As with many secondary data analyses, lack of control over data quality during the collection process may inherently affect the data. However, these data were part of a large, nationally representative sample collected by the CDC, an experienced agency with expertise in data collection. Details of the data abstraction process are reported, and missing data/keystroke errors have been estimated at less than 1%.22 The data set is large and robust enough to generate point estimates of MLP utilization that can be confidently cited.

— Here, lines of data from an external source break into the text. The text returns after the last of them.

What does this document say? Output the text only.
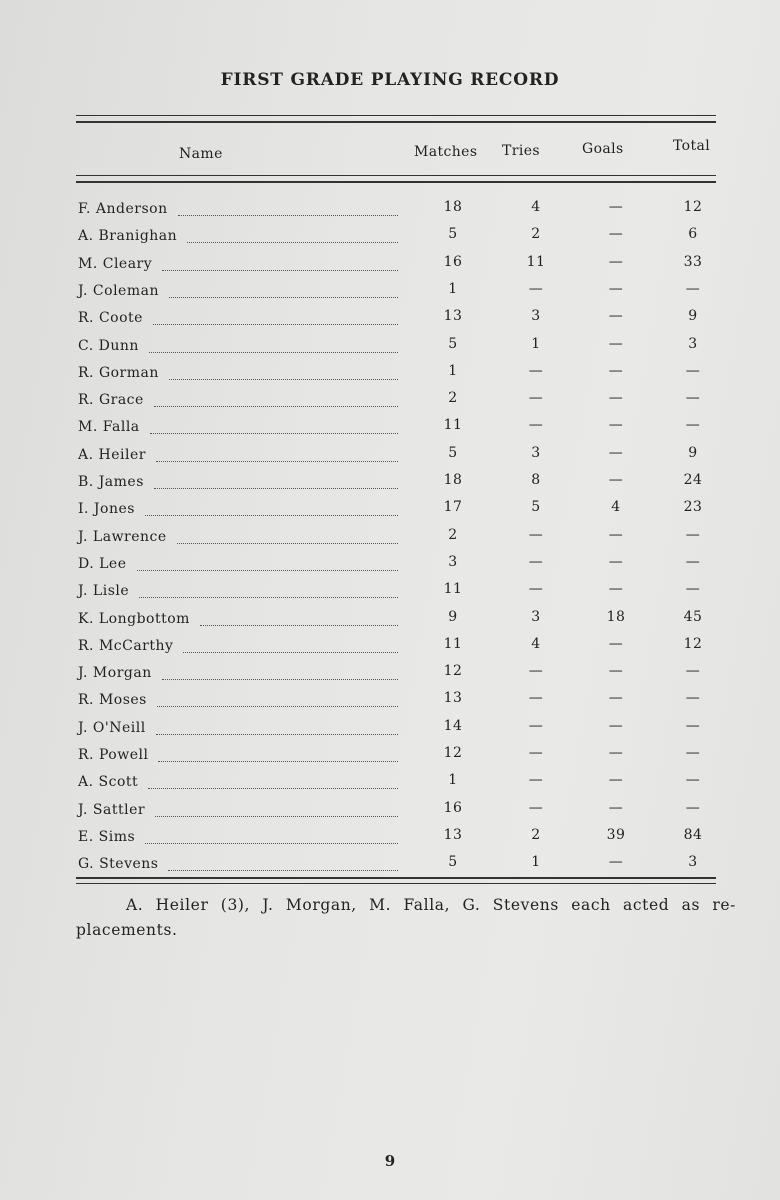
FIRST GRADE PLAYING RECORD
Name	Matches Tries	Goals	Total
F. Anderson	18	4	—	12
A. Branighan	5	2	—	6
M. Cleary	16	11	—	33
J. Coleman	1	—	—	—
R. Coote	13	3	—	9
C. Dunn	5	1	—	3
R. Gorman	1	—	—	—
R. Grace	2	—	—	—
M. Falla	11	—	—	—
A. Heiler	5	3	—	9
B. James	18	8	—	24
I. Jones	17	5	4	23
J. Lawrence	2	—	—	—
D. Lee	3	—	—	—
J. Lisle	11	—	—	—
K. Longbottom	9	3	18	45
R. McCarthy	11	4	—	12
J. Morgan	12	—	—	—
R. Moses	13	—	—	—
J. O'Neill	14	—	—	—
R. Powell	12	—	—	—
A. Scott	1	—	—	—
J. Sattler	16	—	—	—
E. Sims	13	2	39	84
G. Stevens	5	1	—	3
A. Heiler (3), J. Morgan, M. Falla, G. Stevens each acted as re-placements.
9
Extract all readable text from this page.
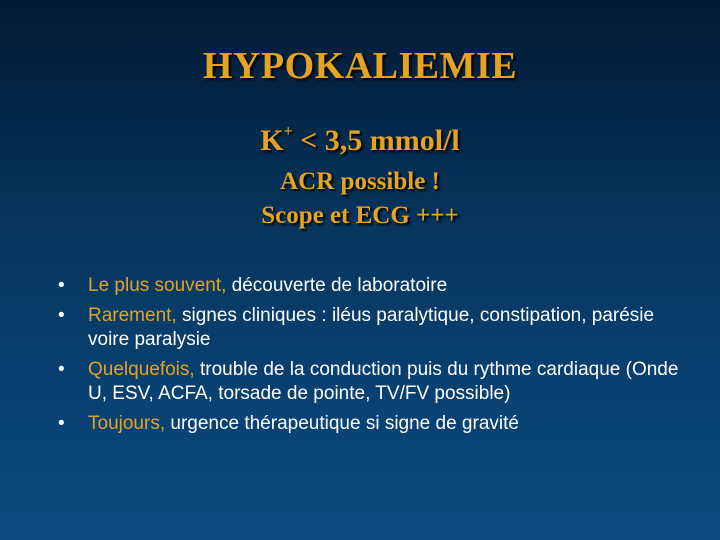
HYPOKALIEMIE
K+ < 3,5 mmol/l
ACR possible !
Scope et ECG +++
• Le plus souvent, découverte de laboratoire
• Rarement, signes cliniques : iléus paralytique, constipation, parésie voire paralysie
• Quelquefois, trouble de la conduction puis du rythme cardiaque (Onde U, ESV, ACFA, torsade de pointe, TV/FV possible)
• Toujours, urgence thérapeutique si signe de gravité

More importantly, we are unable to determine the causal reasons for expanding MLP services based on the data available. We are unable to determine any patient-level outcome data on cases treated by MLPs, and we are unable to determine the positive effects MLPs may have had on wait times and mitigating ED crowding during the study period. We are unable to evaluate the cost-effectiveness of MLPs in the ED, as the NHAMCS database only has crude estimates of resource utilization and does not record reimbursement. Future study should consider potential differential diagnostic testing between MLPs and EPs. Finally, we are unable to determine physician preferences or perception of the utility of MLPs in the ED. It is possible that physicians prefer working with MLPs and perceive the care MLPs provide to be excellent. However, the purpose of this study was simply to describe the expansion in MLP use in U.S. EDs, not to determine the quality of care provided.

Conclusions

Over the past decade, there has been a sharp increase in midlevel provider services in U.S. EDs. In 2006, 12.7% of ED patients (15.2 million ED patients) were seen by midlevel providers, and 77.2% of U.S. EDs utilize them compared with 5.5% (5.2 million ED patients) and 28.3% in 1997. Evaluation of the quality, cost-effectiveness, and scope of midlevel provider functions in the ED merit urgent study.